Numann argues the superior court judge who presided over his case was improperly biased against him, contending that the judge declared at the beginning of trial that Gallant had a right to Numann's military retirement pay. Numann claims this created a cause of action that Gallant would not have otherwise pursued, which demonstrated "favoritism." Gallant disputes Numann's claims of bias.
Numann's allegations of bias fail in part because they rely upon a mischaracterization of the record. While Numann alleges that the court suggested Gallant should seek a portion of his military retirement pay, the record reflects that Gallant initiated the request without any improper suggestion by the court. Indeed, Gallant's trial brief requested division of the military retirement benefit. And Numann acknowledges in his brief on appeal that Gallant claimed "[f]rom the outset of trial . . . that she was moving for [Numann's] entitled retirement pay." Because the record reflects Gallant sought a portion of the military benefit from the outset of divorce, we reject any allegations of bias based on contrary assertions.
Numann also references hearings in which he claims the court did not allow him to contest Gallant's right to his military retirement pay. Our review of the contested hearings does not support these claims. During the parties' first hearing in
June 2022, Numann noted he had been unable to review Gallant's trial brief and that he was unprepared to respond to her request for a portion of the military retirement pay.

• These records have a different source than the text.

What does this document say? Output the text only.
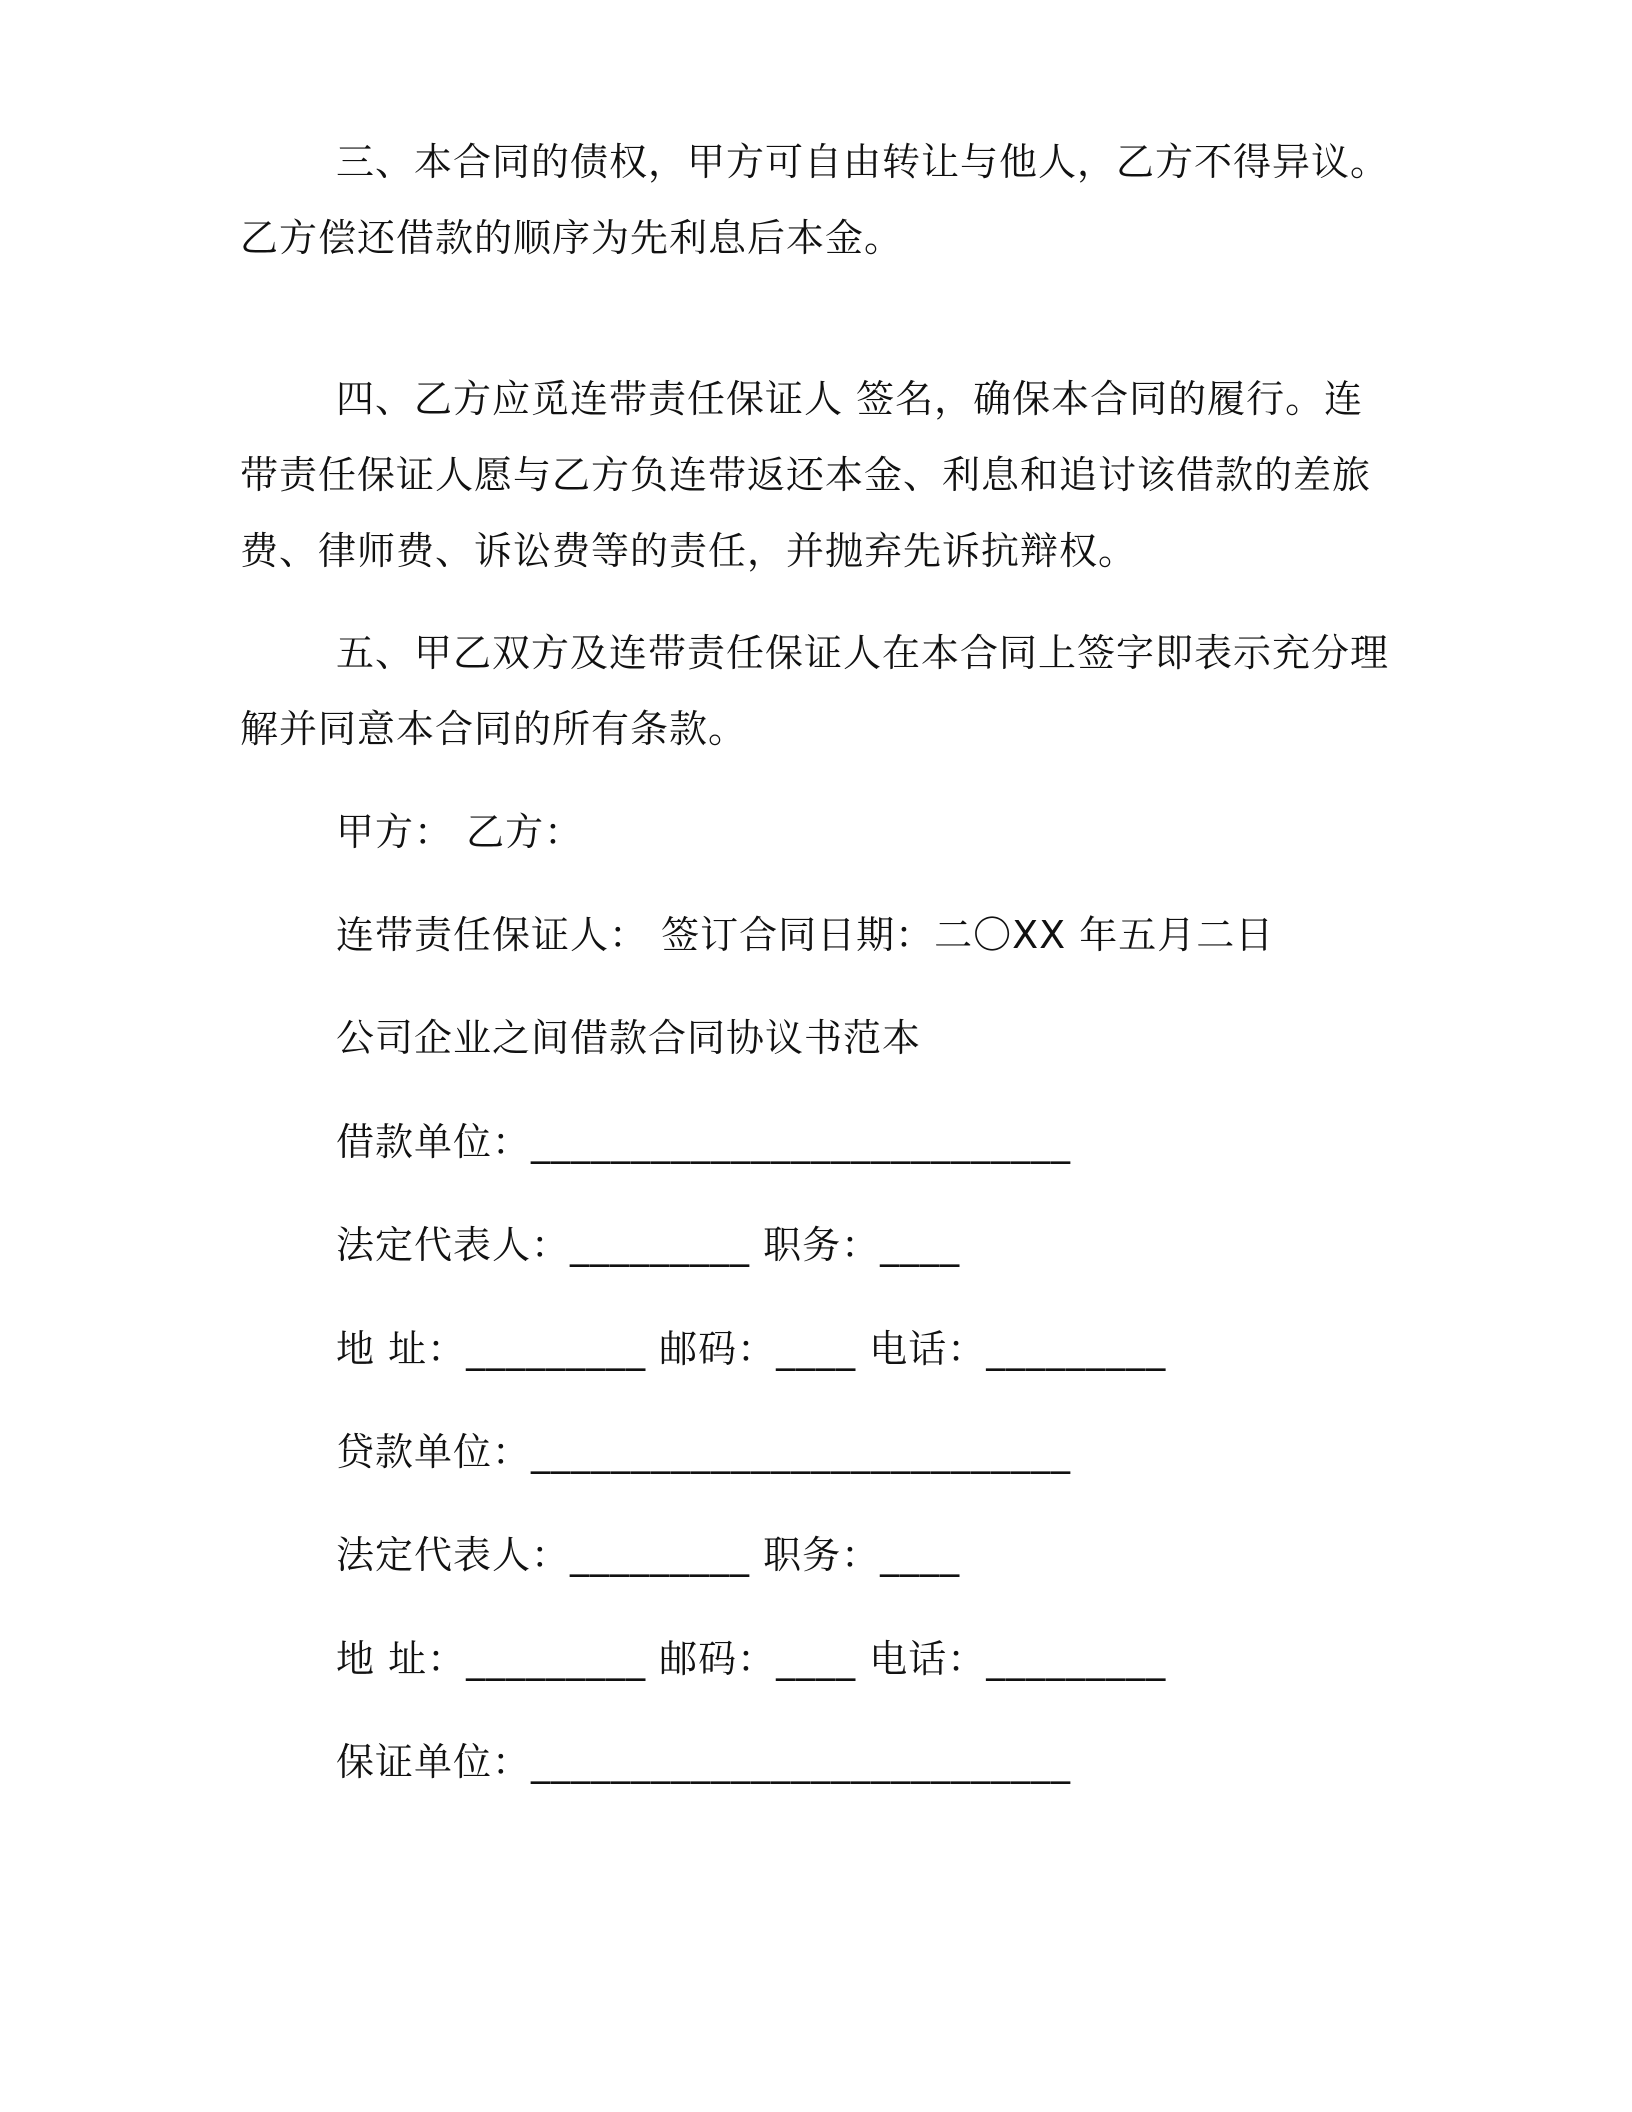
三、本合同的债权，甲方可自由转让与他人，乙方不得异议。乙方偿还借款的顺序为先利息后本金。

四、乙方应觅连带责任保证人 签名，确保本合同的履行。连带责任保证人愿与乙方负连带返还本金、利息和追讨该借款的差旅费、律师费、诉讼费等的责任，并抛弃先诉抗辩权。

五、甲乙双方及连带责任保证人在本合同上签字即表示充分理解并同意本合同的所有条款。

甲方： 乙方：

连带责任保证人： 签订合同日期：二〇XX 年五月二日

公司企业之间借款合同协议书范本

借款单位：___________________________

法定代表人：_________ 职务：____

地 址：_________ 邮码：____ 电话：_________

贷款单位：___________________________

法定代表人：_________ 职务：____

地 址：_________ 邮码：____ 电话：_________

保证单位：___________________________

In light of this the court granted his request for extra time, giving him one extra week to prepare for trial and the dispute over his retirement benefit. Similarly, the court held a hearing in August 2022 upon Numann's request so that he could express his concerns about the proposed recapture of his retirement benefit, among other issues. The court was responsive to the points Numann raised in its decision on the record. An objective review of the record contradicts Numann's allegations of improper bias.

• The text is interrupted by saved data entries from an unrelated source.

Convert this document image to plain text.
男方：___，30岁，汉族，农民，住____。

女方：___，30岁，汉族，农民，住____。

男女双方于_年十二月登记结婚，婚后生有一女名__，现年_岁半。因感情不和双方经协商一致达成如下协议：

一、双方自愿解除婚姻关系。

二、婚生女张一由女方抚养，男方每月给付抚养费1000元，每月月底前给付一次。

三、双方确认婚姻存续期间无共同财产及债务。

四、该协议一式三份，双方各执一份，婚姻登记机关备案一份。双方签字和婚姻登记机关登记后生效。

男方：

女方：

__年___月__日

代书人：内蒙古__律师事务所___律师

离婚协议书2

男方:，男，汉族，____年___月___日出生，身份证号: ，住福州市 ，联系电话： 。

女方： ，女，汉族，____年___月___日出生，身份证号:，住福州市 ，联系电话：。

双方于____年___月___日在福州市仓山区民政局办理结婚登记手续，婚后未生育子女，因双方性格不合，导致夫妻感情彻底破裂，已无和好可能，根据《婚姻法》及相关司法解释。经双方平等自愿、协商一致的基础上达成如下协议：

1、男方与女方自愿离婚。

See Griswold v. Homer City Council, 310 P.3d 938, 941 n.6 (Alaska 2013); Phillips v. State, 271 P.3d 457, 459 (Alaska App. 2012) (explaining appearance of bias is assessed according to whether "given the circumstances, reasonable people would question the judge's ability to be fair").
V. CONCLUSION
For the foregoing reasons, we AFFIRM the superior court's final property distribution, but REMAND for the court to correct one inconsistency in its award to Gallant of a portion of Numann's military retirement benefit.